New technology ensures the law stays valid. Stephen Bell reports

Intel, launching its long-signalled 45 nanometre chip geometry earlier this month, directed the demonstration of its capabilities to two distinct markets.

The first is scientific and commercial users with applications heavy on compute capability, and the second is the video gaming and home video-file editing sector.

At the lauch in Sydney, live demonstrations of a Xeon 5400 (previously code-named Harpertown) quad-core processor using the 45nm technology against the equivalent previous generation 5300 (Clovertown) showed a 45% improvement in speed when processing the Black-Scholes algorithm, a complex compute-intensive calculation for pricing stock options.

At a later presentation, Intel chose the editing of a high-definition home video recording to run in parallel on the two machines. This demonstrated an improvement of the same order, which some of the journalists present rated more convincing — after all, the video could be seen, whereas graphical bars demonstrating the alleged progress of the Black-Scholes calculation might easily have been simulated, said one cynic.

The video processing task uses a newly developed instruction set known as SSE4, which includes a number of complex manipulations such as vector calculations and text-string processing as basic instructions.

Video editing, once a professional job involving purpose-built equipment, is now firmly established as a routine task for the home user, said Tom Kilroy, vice-president and general manager of Intel’s digital enterprise group.

Virtualisation is also signalled as a major potential market for the increased grunt of the new chipsets.

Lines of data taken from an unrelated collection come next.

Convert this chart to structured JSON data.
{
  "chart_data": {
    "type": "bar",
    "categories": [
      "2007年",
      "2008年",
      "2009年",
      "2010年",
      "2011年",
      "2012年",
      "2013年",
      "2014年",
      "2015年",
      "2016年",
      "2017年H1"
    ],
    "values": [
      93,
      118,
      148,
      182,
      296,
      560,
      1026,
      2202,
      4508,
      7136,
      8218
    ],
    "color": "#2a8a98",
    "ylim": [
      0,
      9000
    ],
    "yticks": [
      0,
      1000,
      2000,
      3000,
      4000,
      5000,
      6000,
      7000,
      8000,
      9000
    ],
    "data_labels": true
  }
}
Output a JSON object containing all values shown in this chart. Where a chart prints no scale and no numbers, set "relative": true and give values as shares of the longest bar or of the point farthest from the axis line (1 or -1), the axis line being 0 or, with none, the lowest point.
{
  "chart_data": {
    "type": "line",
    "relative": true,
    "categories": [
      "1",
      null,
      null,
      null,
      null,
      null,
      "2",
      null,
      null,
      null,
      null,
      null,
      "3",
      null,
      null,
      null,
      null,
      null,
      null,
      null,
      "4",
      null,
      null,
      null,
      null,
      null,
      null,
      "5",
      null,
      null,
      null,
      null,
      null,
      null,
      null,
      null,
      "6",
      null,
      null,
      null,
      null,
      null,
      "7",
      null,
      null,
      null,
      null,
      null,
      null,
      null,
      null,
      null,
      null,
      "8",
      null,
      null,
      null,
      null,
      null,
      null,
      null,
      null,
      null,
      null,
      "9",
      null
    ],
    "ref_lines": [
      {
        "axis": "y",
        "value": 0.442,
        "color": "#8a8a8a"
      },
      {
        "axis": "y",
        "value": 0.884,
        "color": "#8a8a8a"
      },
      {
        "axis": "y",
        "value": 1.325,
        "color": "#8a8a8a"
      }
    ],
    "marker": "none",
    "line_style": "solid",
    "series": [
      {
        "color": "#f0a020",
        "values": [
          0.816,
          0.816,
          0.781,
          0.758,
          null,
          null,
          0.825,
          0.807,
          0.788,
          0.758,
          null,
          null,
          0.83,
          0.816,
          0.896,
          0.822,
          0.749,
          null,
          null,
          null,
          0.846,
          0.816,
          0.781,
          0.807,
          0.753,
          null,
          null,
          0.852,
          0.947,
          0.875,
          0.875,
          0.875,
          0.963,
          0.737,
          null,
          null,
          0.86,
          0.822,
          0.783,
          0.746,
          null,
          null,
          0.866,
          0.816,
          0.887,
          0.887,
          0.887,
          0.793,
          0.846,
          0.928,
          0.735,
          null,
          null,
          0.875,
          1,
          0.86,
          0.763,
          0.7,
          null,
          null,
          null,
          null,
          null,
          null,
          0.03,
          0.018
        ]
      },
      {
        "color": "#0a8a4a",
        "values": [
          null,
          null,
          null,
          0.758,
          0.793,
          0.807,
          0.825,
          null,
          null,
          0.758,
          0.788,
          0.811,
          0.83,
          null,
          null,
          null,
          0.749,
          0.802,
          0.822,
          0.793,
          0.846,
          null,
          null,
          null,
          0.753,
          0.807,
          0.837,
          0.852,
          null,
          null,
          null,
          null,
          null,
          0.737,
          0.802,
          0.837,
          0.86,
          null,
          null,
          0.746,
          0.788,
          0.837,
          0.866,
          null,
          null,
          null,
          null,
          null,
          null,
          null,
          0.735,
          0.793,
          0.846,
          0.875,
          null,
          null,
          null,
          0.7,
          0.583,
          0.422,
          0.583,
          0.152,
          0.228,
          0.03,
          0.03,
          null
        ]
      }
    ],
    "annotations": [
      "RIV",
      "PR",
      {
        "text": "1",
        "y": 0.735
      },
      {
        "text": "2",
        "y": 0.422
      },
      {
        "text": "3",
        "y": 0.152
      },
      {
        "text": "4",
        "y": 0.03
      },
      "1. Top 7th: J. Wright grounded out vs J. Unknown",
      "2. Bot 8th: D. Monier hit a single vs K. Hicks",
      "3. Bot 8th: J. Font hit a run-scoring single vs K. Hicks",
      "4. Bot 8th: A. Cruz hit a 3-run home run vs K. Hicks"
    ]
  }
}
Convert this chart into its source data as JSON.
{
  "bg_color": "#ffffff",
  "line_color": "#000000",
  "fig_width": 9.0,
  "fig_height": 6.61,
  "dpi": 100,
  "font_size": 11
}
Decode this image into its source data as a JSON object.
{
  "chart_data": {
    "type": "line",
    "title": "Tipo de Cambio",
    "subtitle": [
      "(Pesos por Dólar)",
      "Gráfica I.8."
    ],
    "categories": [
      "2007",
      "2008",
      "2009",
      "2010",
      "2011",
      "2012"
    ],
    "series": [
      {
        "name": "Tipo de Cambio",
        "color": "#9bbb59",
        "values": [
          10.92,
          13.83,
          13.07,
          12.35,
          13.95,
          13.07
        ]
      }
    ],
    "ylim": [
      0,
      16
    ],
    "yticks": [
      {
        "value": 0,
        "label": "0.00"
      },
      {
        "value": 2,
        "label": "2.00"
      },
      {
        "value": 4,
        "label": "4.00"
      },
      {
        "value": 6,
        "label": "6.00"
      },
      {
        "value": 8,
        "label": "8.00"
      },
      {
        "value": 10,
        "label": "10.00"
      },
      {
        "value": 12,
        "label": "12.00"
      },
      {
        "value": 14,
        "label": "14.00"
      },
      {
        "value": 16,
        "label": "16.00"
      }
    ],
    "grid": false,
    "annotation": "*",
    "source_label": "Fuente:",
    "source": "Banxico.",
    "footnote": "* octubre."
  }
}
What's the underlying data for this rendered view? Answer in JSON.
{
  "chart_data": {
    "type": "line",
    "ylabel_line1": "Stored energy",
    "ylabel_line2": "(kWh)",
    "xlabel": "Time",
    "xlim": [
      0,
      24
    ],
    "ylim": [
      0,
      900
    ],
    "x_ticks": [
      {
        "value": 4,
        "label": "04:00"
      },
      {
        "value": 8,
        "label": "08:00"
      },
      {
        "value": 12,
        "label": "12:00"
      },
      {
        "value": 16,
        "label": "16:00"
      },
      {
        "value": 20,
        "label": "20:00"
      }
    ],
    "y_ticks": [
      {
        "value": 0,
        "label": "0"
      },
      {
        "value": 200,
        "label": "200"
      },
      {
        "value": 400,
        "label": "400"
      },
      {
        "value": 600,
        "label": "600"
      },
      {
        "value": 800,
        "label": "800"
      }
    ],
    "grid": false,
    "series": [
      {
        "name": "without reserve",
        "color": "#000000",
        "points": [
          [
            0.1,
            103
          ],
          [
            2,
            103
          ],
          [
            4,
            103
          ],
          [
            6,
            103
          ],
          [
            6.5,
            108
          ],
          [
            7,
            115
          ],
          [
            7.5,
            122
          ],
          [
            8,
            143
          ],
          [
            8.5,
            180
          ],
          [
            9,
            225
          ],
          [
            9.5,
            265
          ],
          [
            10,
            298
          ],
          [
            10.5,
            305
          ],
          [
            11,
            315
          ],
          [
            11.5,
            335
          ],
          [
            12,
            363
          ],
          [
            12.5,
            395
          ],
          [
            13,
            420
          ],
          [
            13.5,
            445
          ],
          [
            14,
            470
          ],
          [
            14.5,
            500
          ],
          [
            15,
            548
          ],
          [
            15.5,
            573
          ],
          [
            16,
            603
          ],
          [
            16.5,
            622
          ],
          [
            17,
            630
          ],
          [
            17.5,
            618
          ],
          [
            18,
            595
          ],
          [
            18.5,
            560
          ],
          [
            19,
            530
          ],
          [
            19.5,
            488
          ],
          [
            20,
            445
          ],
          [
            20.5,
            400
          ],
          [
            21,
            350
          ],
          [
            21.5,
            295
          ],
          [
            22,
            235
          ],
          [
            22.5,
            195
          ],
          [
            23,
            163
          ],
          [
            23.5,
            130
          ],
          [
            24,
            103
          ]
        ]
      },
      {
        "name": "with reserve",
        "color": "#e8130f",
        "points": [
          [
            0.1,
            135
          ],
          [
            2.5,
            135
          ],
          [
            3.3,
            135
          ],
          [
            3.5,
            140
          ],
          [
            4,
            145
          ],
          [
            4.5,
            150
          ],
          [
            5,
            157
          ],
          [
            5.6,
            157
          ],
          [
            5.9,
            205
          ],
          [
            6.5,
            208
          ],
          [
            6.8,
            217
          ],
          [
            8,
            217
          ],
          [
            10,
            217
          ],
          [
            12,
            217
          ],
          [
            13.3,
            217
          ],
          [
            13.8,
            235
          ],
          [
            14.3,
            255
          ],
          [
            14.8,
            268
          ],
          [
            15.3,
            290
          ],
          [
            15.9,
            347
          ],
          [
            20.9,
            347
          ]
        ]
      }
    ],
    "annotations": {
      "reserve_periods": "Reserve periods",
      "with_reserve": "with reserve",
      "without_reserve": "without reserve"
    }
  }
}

The 45nm technology embodies a new design of transistor, which uses compounds of the metal hafnium to form the insulating layer in the transistors. This reduces the leakage of current which limited the fabrication of dense fast processor chips using earlier technologies. The new quad-core chips pack 820 million transistors into their 107 square-mm size. Some of this is exploited in creating larger cache storage as well as faster raw processing speed.

This, Intel claims, will continue the validity of Moore’s Law “well into the next decade”. The law, named for Intel co-founder Gordon Moore, states that the number of transistors on a chip will double approximately every two years, pushing processing speed and memory capacity up exponentially.

The new technology is also rated as improving energy efficiency by up to 38%, allowing Intel to claim some important green credibility.

The quad Core 5400 Xeon processor has been released, with a dual-core chip to follow later in the year and a single-core in the first quarter of next year. Volume supply of desktops featuring the 5400 are expected by February.

The second half of 2008 will see the release of a multiprocessor based on 45 nm technology, codenamed Dunnington.

In keeping with what it calls its “tick-tock model”, Intel plans to continue alternating new chip technologies and new processor architectures, year by year. The Core architecture was the last “tock”, 45nm geometry is a “tick” and mid-next year will bring the next “tock”, a new architecture, codenamed Nehalem. This will feature a built-in memory controller, which Intel calls QuickPath Interconnect, replacing the front-side bus. The principle of such a design has been pre-empted by rival AMD, which calls its architecture DirectConnect.